This repository contains individual projects (built using Maven) for practising distributed systems programming in Java.
Note: If you want a quick tutorial for Maven, please checkout my maven-tutorial repo.
The repo is created to demonstrate various Distributed Systems concepts in action using Java. It borrows examples and tutorials from the highly recommended Udemy course Distributed Systems & Cloud Computing with Java.
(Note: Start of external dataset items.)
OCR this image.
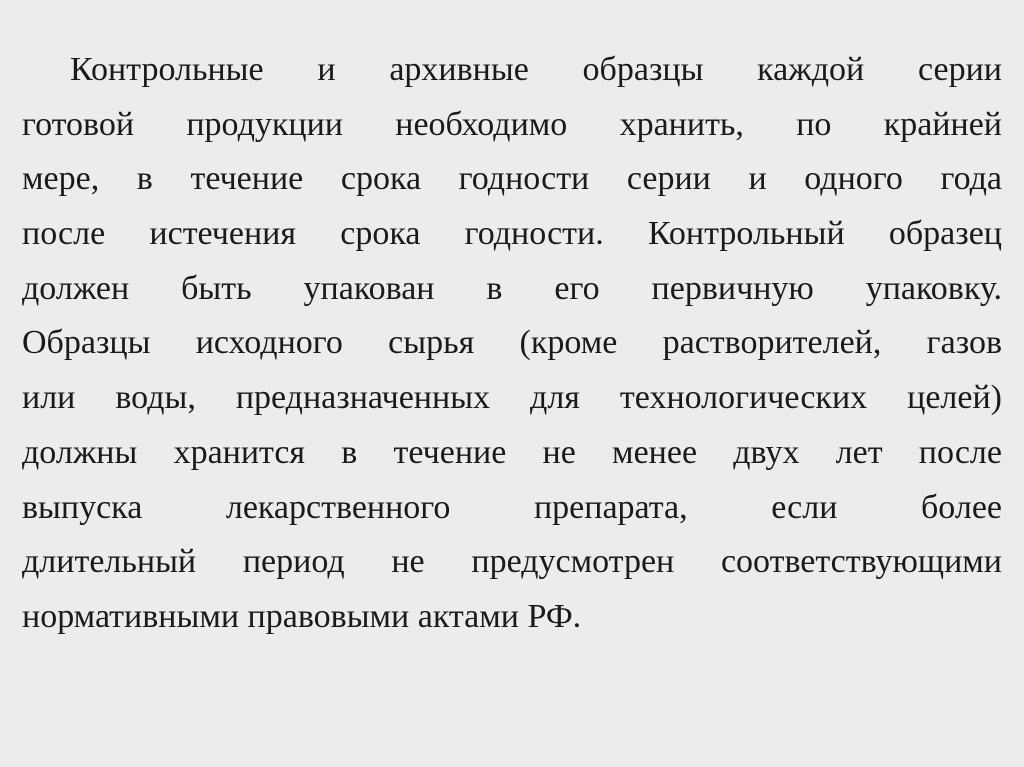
Контрольные и архивные образцы каждой серии
готовой продукции необходимо хранить, по крайней
мере, в течение срока годности серии и одного года
после истечения срока годности. Контрольный образец
должен быть упакован в его первичную упаковку.
Образцы исходного сырья (кроме растворителей, газов
или воды, предназначенных для технологических целей)
должны хранится в течение не менее двух лет после
выпуска лекарственного препарата, если более
длительный период не предусмотрен соответствующими
нормативными правовыми актами РФ.
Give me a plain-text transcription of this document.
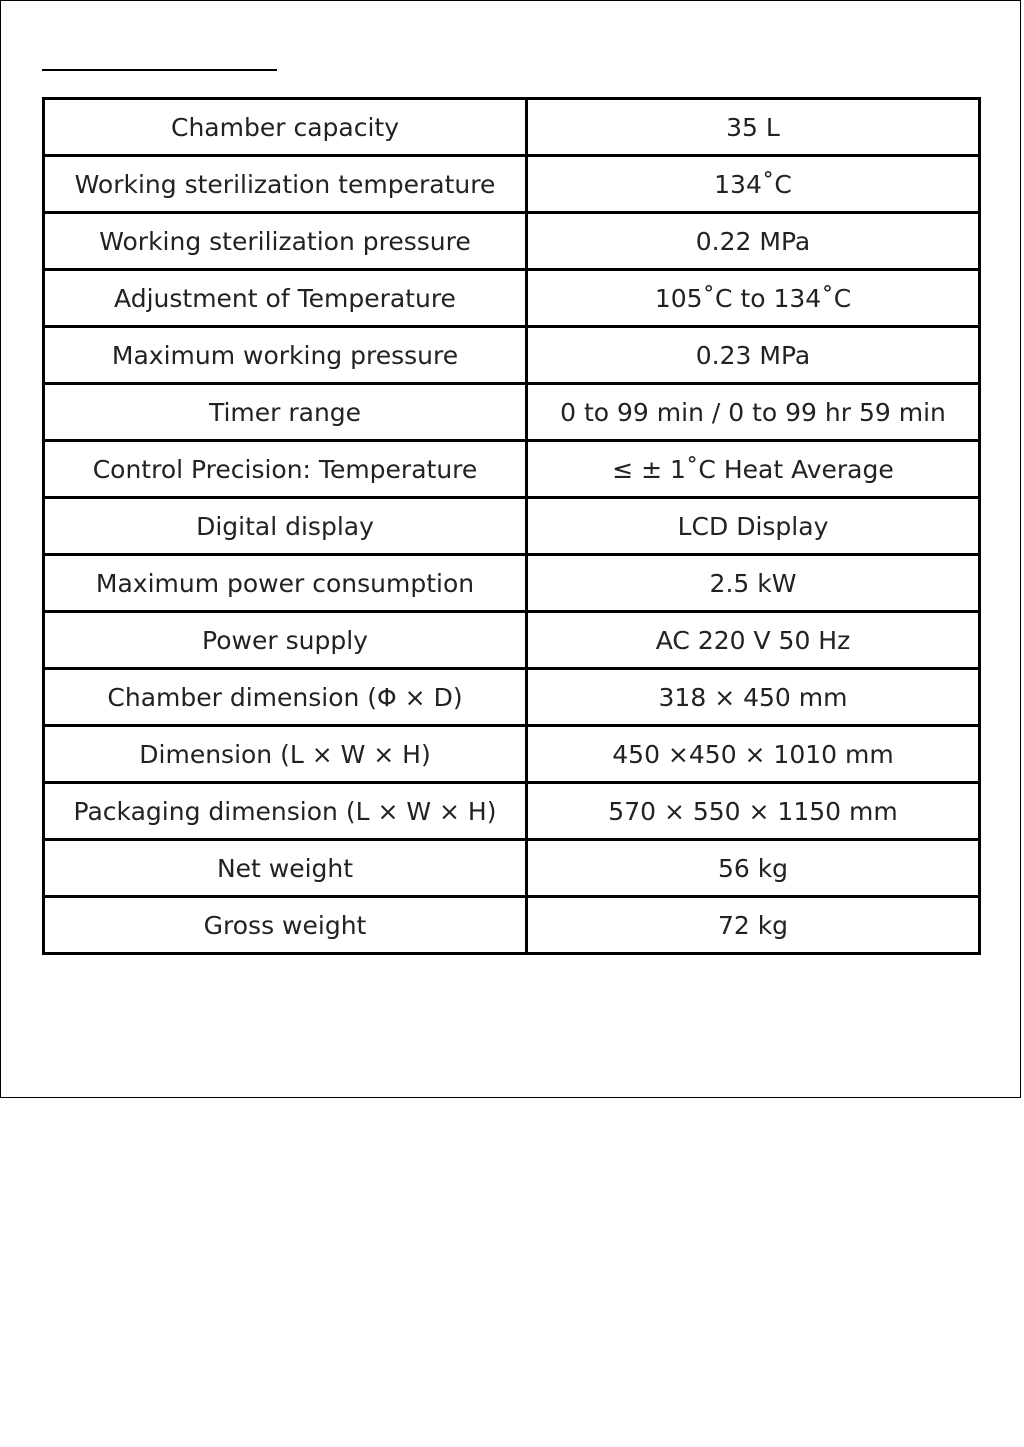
Chamber capacity	35 L
Working sterilization temperature	134˚C
Working sterilization pressure	0.22 MPa
Adjustment of Temperature	105˚C to 134˚C
Maximum working pressure	0.23 MPa
Timer range	0 to 99 min / 0 to 99 hr 59 min
Control Precision: Temperature	≤ ± 1˚C Heat Average
Digital display	LCD Display
Maximum power consumption	2.5 kW
Power supply	AC 220 V 50 Hz
Chamber dimension (Φ × D)	318 × 450 mm
Dimension (L × W × H)	450 ×450 × 1010 mm
Packaging dimension (L × W × H)	570 × 550 × 1150 mm
Net weight	56 kg
Gross weight	72 kg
It uses state-of-the art open source tools and frameworks such as Zookeeper, Kafka, Hadoop etc.that are widely used in the industry.
Distributed system is a collection of programs (multiple instances of same application or multple applications or both) running on separate machines and communicating over network to achieve a common goal.
- Node -> A single physical machine in a distributed system
- Cluster -> Collection of nodes, generally running a same service or task.
- Fault-detection -> Ability of a distributed system to detect when a node in a cluster has crashed or unreachable.
- Fault-tolerance -> Ability of a system to detect faults and automatically adjust the cluster without affecting its functionality.
- Highly-available -> A system is highly available if there is always at-least a node running and serving the goal of the system.
Note that, it is not possible to have a distributed system that is 100% available, but systems with Three, Four or Five nines uptime (i.e. 99.9%, 99.99% or 99.999% available) are common. - Horizontally Scalable -> A system that can grow (or shrink - in terms of number of nodes in the cluster) relatively easily in proportion to the load on the system.
The repo contains several modules (i.e. folders), each for a different distributed system technology.
Each module contains multiple projects to demonstrate different distributed system concepts using that tool.
The repo-level pom.xml
file includes all the individual modules in the repo and the module-level pom.xml
file includes all the individual projects in that module.